Deneyimlerini, bugünün ve yarının siyasetçilerine bu kitapla bırakan Cindoruk, "Barışmak, güvenmek ve uzlaşmak zorundayız" diye başladığı kitabın önsözünde günümüze yönelik şu önemli mesajları veriyor:
Demokrasiye dönerken
"Kenan Evren, 1983 yılında bizi Zincirbozana hapsetti. Rahmetli Demirel, Çağlayangil, Sırrı Atalay ve sevgili arkadaşım Deniz Baykal dört ay burun buruna yaşadık. Herkes eteğindeki taşı döktü. Türkiye'nin çıkmazı, çıkarı konuşuldu, tartışıldı, danışıldı. Bu tutsaklık, 1991 hükümet koalisyonunu, Demirel'in önyargısız cumhurbaşkanlığını hazırlamış, olgunlaştırmıştı!. Üstelik olağan demokrasiye dönüş yolunun taşlarını döşemiştir. Bu dönemde hunharca kapatılan partiler açılmış, Meclisteki on partinin katılımı ile Anayasa yirmi yedi noktada değişmiş, hiçbir parti sistem değişikliği önermemiştir. Keşke bu bahar iktidarını, daha uzun, daha verimli sürdürebilseydik.
Çok konuşan hata yapar
Tekil yönetim, demokrasiyi zora sokar. Devletin anonim niteliği, itibarı azalır. Başbakan balkona çıkınca bakanlar konu mankeni olur. Partiler, etkinliğini ve üretim güçlerini yitirirler. Dünyada itibar Devletledir. Devlet itibarlı ise yönetenlerin itibarı ve gücü o oranda ağırlık kazanır. Vücut dili konuşmak, tehdit etmek, uluslararası diplomaside söz konusu olamaz. Çok konuşan çok çelişkiye düşer. Yıpranır. Ortadoğu'ya Pentagon yerleşir, Filistin'e ayar verir. Göç gelir. Diplomasi ile çözüm üretmeyen, müzakere etmeyen her devlet giderek yalnız kalır. Karşı taraflar, devletin istikrarına ve temsil niteliğine ilişkin bütün verileri değerlendirir.
Son sözü millet söyler
Gizli saklı kalmadı. Yüz yıllık bir Cumhuriyetle son sözü söyleyen, millet adına karar veren parlamento, bir Emirdir. Bu değişmez.

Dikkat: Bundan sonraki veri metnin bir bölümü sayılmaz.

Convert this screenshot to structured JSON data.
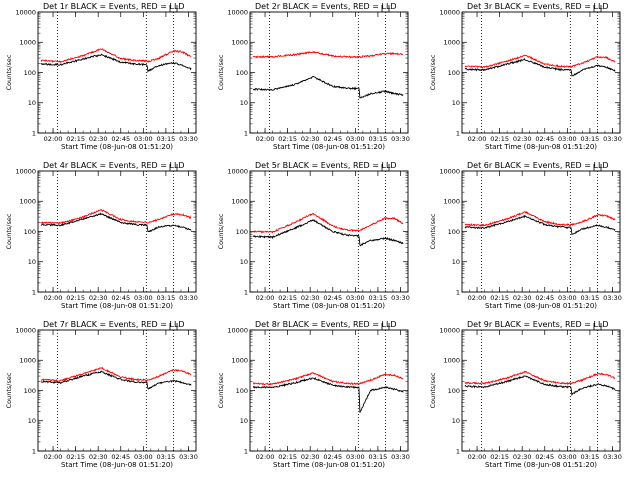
{
  "shared": {
    "type": "line",
    "xlabel": "Start Time (08-Jun-08 01:51:20)",
    "ylabel": "Counts/sec",
    "yscale": "log",
    "ylim": [
      1,
      10000
    ],
    "yticks": [
      "1",
      "10",
      "100",
      "1000",
      "10000"
    ],
    "xlim_min": [
      110,
      215
    ],
    "xticks": [
      {
        "t": 120,
        "label": "02:00"
      },
      {
        "t": 135,
        "label": "02:15"
      },
      {
        "t": 150,
        "label": "02:30"
      },
      {
        "t": 165,
        "label": "02:45"
      },
      {
        "t": 180,
        "label": "03:00"
      },
      {
        "t": 195,
        "label": "03:15"
      },
      {
        "t": 210,
        "label": "03:30"
      }
    ],
    "dotted_lines_min": [
      123,
      182,
      200
    ],
    "colors": {
      "events": "#000000",
      "lld": "#ff0000"
    }
  },
  "chart_data": [
    {
      "title": "Det 1r BLACK = Events, RED = LLD",
      "series": [
        {
          "name": "Events",
          "x": [
            112,
            125,
            140,
            152,
            165,
            175,
            182.5,
            183,
            190,
            200,
            206,
            212
          ],
          "values": [
            190,
            180,
            280,
            390,
            220,
            190,
            180,
            110,
            170,
            210,
            170,
            130
          ]
        },
        {
          "name": "LLD",
          "x": [
            112,
            125,
            140,
            152,
            165,
            175,
            182.5,
            183,
            190,
            200,
            206,
            212
          ],
          "values": [
            250,
            230,
            360,
            600,
            290,
            250,
            240,
            230,
            290,
            520,
            480,
            320
          ]
        }
      ]
    },
    {
      "title": "Det 2r BLACK = Events, RED = LLD",
      "series": [
        {
          "name": "Events",
          "x": [
            112,
            125,
            140,
            152,
            165,
            175,
            182.5,
            183,
            190,
            200,
            206,
            212
          ],
          "values": [
            28,
            27,
            40,
            72,
            35,
            30,
            29,
            14,
            20,
            24,
            20,
            18
          ]
        },
        {
          "name": "LLD",
          "x": [
            112,
            125,
            140,
            152,
            165,
            175,
            182.5,
            183,
            190,
            200,
            206,
            212
          ],
          "values": [
            330,
            330,
            390,
            480,
            350,
            330,
            320,
            330,
            350,
            420,
            420,
            400
          ]
        }
      ]
    },
    {
      "title": "Det 3r BLACK = Events, RED = LLD",
      "series": [
        {
          "name": "Events",
          "x": [
            112,
            125,
            140,
            152,
            165,
            175,
            182.5,
            183,
            190,
            200,
            206,
            212
          ],
          "values": [
            130,
            120,
            190,
            270,
            150,
            125,
            120,
            75,
            120,
            170,
            150,
            110
          ]
        },
        {
          "name": "LLD",
          "x": [
            112,
            125,
            140,
            152,
            165,
            175,
            182.5,
            183,
            190,
            200,
            206,
            212
          ],
          "values": [
            160,
            150,
            240,
            370,
            190,
            160,
            155,
            160,
            200,
            330,
            310,
            220
          ]
        }
      ]
    },
    {
      "title": "Det 4r BLACK = Events, RED = LLD",
      "series": [
        {
          "name": "Events",
          "x": [
            112,
            125,
            140,
            152,
            165,
            175,
            182.5,
            183,
            190,
            200,
            206,
            212
          ],
          "values": [
            170,
            160,
            260,
            380,
            200,
            170,
            165,
            95,
            140,
            160,
            140,
            110
          ]
        },
        {
          "name": "LLD",
          "x": [
            112,
            125,
            140,
            152,
            165,
            175,
            182.5,
            183,
            190,
            200,
            206,
            212
          ],
          "values": [
            200,
            190,
            300,
            520,
            250,
            210,
            200,
            190,
            250,
            380,
            360,
            280
          ]
        }
      ]
    },
    {
      "title": "Det 5r BLACK = Events, RED = LLD",
      "series": [
        {
          "name": "Events",
          "x": [
            112,
            125,
            140,
            152,
            165,
            175,
            182.5,
            183,
            190,
            200,
            206,
            212
          ],
          "values": [
            70,
            65,
            130,
            240,
            100,
            75,
            72,
            35,
            50,
            60,
            50,
            40
          ]
        },
        {
          "name": "LLD",
          "x": [
            112,
            125,
            140,
            152,
            165,
            175,
            182.5,
            183,
            190,
            200,
            206,
            212
          ],
          "values": [
            100,
            95,
            200,
            400,
            150,
            110,
            105,
            110,
            160,
            280,
            270,
            180
          ]
        }
      ]
    },
    {
      "title": "Det 6r BLACK = Events, RED = LLD",
      "series": [
        {
          "name": "Events",
          "x": [
            112,
            125,
            140,
            152,
            165,
            175,
            182.5,
            183,
            190,
            200,
            206,
            212
          ],
          "values": [
            140,
            130,
            210,
            320,
            170,
            140,
            135,
            80,
            120,
            160,
            140,
            110
          ]
        },
        {
          "name": "LLD",
          "x": [
            112,
            125,
            140,
            152,
            165,
            175,
            182.5,
            183,
            190,
            200,
            206,
            212
          ],
          "values": [
            170,
            160,
            260,
            440,
            210,
            170,
            165,
            170,
            210,
            350,
            330,
            240
          ]
        }
      ]
    },
    {
      "title": "Det 7r BLACK = Events, RED = LLD",
      "series": [
        {
          "name": "Events",
          "x": [
            112,
            125,
            140,
            152,
            165,
            175,
            182.5,
            183,
            190,
            200,
            206,
            212
          ],
          "values": [
            200,
            180,
            300,
            420,
            230,
            190,
            180,
            110,
            170,
            210,
            180,
            150
          ]
        },
        {
          "name": "LLD",
          "x": [
            112,
            125,
            140,
            152,
            165,
            175,
            182.5,
            183,
            190,
            200,
            206,
            212
          ],
          "values": [
            230,
            210,
            360,
            560,
            280,
            230,
            220,
            220,
            290,
            480,
            440,
            330
          ]
        }
      ]
    },
    {
      "title": "Det 8r BLACK = Events, RED = LLD",
      "series": [
        {
          "name": "Events",
          "x": [
            112,
            125,
            140,
            152,
            165,
            175,
            182.5,
            183,
            190,
            200,
            206,
            212
          ],
          "values": [
            130,
            125,
            180,
            260,
            150,
            130,
            125,
            18,
            100,
            130,
            110,
            90
          ]
        },
        {
          "name": "LLD",
          "x": [
            112,
            125,
            140,
            152,
            165,
            175,
            182.5,
            183,
            190,
            200,
            206,
            212
          ],
          "values": [
            170,
            165,
            240,
            380,
            200,
            170,
            165,
            170,
            220,
            340,
            320,
            240
          ]
        }
      ]
    },
    {
      "title": "Det 9r BLACK = Events, RED = LLD",
      "series": [
        {
          "name": "Events",
          "x": [
            112,
            125,
            140,
            152,
            165,
            175,
            182.5,
            183,
            190,
            200,
            206,
            212
          ],
          "values": [
            140,
            130,
            200,
            300,
            160,
            135,
            130,
            75,
            120,
            160,
            140,
            110
          ]
        },
        {
          "name": "LLD",
          "x": [
            112,
            125,
            140,
            152,
            165,
            175,
            182.5,
            183,
            190,
            200,
            206,
            212
          ],
          "values": [
            180,
            170,
            260,
            420,
            210,
            175,
            170,
            175,
            220,
            360,
            340,
            250
          ]
        }
      ]
    }
  ]
}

Ben iyimserim. Türkiye ön meselesi olan sistem yanlışını hızla çözecektir. Çünkü milletimiz, demokrasiyi, laikliği, Atatürk'ü ve kurucu meclisimizi özümsemiş, içselleştirmiştir."
Siyasetle ve yakın siyasi tarihimizle ilgilenen herkesin başucu kitabı olacak bu çalışmadan alınacak çok ders olduğunun altını çizerken bu bahsi Hüsamettin Cindoruk'un bir sözüyle noktalayayım:
"Bizi millet yapan değerlerimizi korumak, geliştirmek azim ve kararlığındayız. Atatürk'ün Cumhuriyetine gönülden bağlıyız ve laikiz. Laiklik din düşmanlığı değildir, laik olan devlettir."